UNE RIVIERA POUR JOY
Première partie



L'aéroport de Nice était baigné de soleil, mais il restait frais à cause de la saison qui rechignait à des températures plus clémentes. Emmitouflée dans son manteau, Joy profitait de la lumière et de l'air vivifiant pendant que Simon grelottait et râlait tout son saoul. Avec un rire, elle invita son compagnon de voyage à sortir du jet et à rejoindre le hall de l'aéroport. Il leur fallait procéder au passage en douane et ils étaient attendus par un agent immobilier à l'accueil à neuf heures précises. De plus, le jet repartait pour New York dans l'après-midi et Jerry et Tom, son nouveau second pilote devaient se reposer. Simon se soumit enfin aux rigueurs de janvier.

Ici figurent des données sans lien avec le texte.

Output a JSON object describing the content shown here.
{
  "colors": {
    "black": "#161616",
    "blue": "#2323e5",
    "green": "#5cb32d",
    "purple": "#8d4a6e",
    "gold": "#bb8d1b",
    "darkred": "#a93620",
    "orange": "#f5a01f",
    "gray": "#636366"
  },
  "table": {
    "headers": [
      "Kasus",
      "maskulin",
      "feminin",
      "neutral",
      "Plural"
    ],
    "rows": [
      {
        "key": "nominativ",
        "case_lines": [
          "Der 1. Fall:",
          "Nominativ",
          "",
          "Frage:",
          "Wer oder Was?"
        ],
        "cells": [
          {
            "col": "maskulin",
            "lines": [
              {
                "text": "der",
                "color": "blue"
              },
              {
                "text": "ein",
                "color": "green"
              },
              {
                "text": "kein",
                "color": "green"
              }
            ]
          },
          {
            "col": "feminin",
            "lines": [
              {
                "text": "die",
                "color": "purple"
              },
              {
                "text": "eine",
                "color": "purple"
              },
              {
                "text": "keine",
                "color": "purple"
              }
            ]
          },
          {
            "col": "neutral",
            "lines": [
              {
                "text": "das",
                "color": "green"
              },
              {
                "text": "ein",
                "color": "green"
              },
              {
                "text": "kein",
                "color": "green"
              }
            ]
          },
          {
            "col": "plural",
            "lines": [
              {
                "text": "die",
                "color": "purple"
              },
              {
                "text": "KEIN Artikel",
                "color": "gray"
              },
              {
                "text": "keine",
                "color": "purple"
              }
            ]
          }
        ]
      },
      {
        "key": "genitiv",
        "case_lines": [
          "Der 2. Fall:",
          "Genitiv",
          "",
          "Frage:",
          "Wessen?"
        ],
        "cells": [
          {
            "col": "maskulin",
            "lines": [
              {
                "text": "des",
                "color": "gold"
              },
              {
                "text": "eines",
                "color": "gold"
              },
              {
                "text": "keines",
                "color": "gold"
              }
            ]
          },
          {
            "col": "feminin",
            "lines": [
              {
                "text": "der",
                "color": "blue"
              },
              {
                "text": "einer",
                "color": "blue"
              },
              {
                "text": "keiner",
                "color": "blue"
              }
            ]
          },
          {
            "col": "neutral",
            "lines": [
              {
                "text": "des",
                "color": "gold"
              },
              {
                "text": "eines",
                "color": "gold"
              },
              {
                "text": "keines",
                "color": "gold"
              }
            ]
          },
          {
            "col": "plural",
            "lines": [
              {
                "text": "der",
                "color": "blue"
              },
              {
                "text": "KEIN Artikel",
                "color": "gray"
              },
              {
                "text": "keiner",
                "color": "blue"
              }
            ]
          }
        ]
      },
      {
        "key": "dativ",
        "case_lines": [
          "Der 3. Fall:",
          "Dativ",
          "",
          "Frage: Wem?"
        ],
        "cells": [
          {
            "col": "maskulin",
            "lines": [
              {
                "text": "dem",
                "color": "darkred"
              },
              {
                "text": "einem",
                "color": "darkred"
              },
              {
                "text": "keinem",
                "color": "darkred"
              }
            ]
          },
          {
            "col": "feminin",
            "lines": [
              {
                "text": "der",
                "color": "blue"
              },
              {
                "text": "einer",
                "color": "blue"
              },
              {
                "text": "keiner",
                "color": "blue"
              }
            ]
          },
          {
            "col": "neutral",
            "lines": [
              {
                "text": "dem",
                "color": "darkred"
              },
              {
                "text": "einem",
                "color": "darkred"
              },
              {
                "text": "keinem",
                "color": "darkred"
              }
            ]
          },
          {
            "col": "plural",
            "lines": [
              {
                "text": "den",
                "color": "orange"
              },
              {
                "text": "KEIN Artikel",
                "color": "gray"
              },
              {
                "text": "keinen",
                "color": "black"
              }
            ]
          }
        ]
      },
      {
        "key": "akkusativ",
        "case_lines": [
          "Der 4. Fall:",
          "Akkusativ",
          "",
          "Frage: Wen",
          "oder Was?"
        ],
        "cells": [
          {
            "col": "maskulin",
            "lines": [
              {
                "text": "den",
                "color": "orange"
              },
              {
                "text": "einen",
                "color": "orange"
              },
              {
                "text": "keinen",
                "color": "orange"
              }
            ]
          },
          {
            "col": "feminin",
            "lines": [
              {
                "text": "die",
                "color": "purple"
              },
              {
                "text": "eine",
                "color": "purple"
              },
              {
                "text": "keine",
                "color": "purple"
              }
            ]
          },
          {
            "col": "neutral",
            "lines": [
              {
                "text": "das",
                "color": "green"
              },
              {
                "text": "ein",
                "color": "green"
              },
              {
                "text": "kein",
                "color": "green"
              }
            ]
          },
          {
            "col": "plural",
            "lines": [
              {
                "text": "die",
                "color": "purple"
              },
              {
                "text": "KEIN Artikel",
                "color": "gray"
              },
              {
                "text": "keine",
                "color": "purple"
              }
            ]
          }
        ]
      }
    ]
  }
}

Madame Pierrotte était très satisfaite de cette opération. L'un des hommes les plus riches de ce monde avait fait appel à elle. Il n'y avait de rien d'exceptionnel dans sa démarche, mais c'était Largo Winch quand même ! Il lui louait une maison dans l'arrière-pays niçois, une coquette villa accrochée à la montagne avec beaucoup d'espace autour. Curieux, quand même, qu'il ait refusé des domestiques, mais il était excentrique, c'était connu ! Elle fit visiter la maison à son service de sécurité, expliqua les commerces dans le village voisin et les distractions possibles dans la ville la plus proche. Elle leur remit les clés des deux voitures, celles de la maison et les quitta avec un sentiment étrange : ces gens-là étaient peut-être des professionnels, mais ils parlaient de leur patron comme s'il était leur meilleur copain. Elle balaya cette dernière pensée : elle faisait là une très bonne opération et elle avait reçu toutes les assurances nécessaires.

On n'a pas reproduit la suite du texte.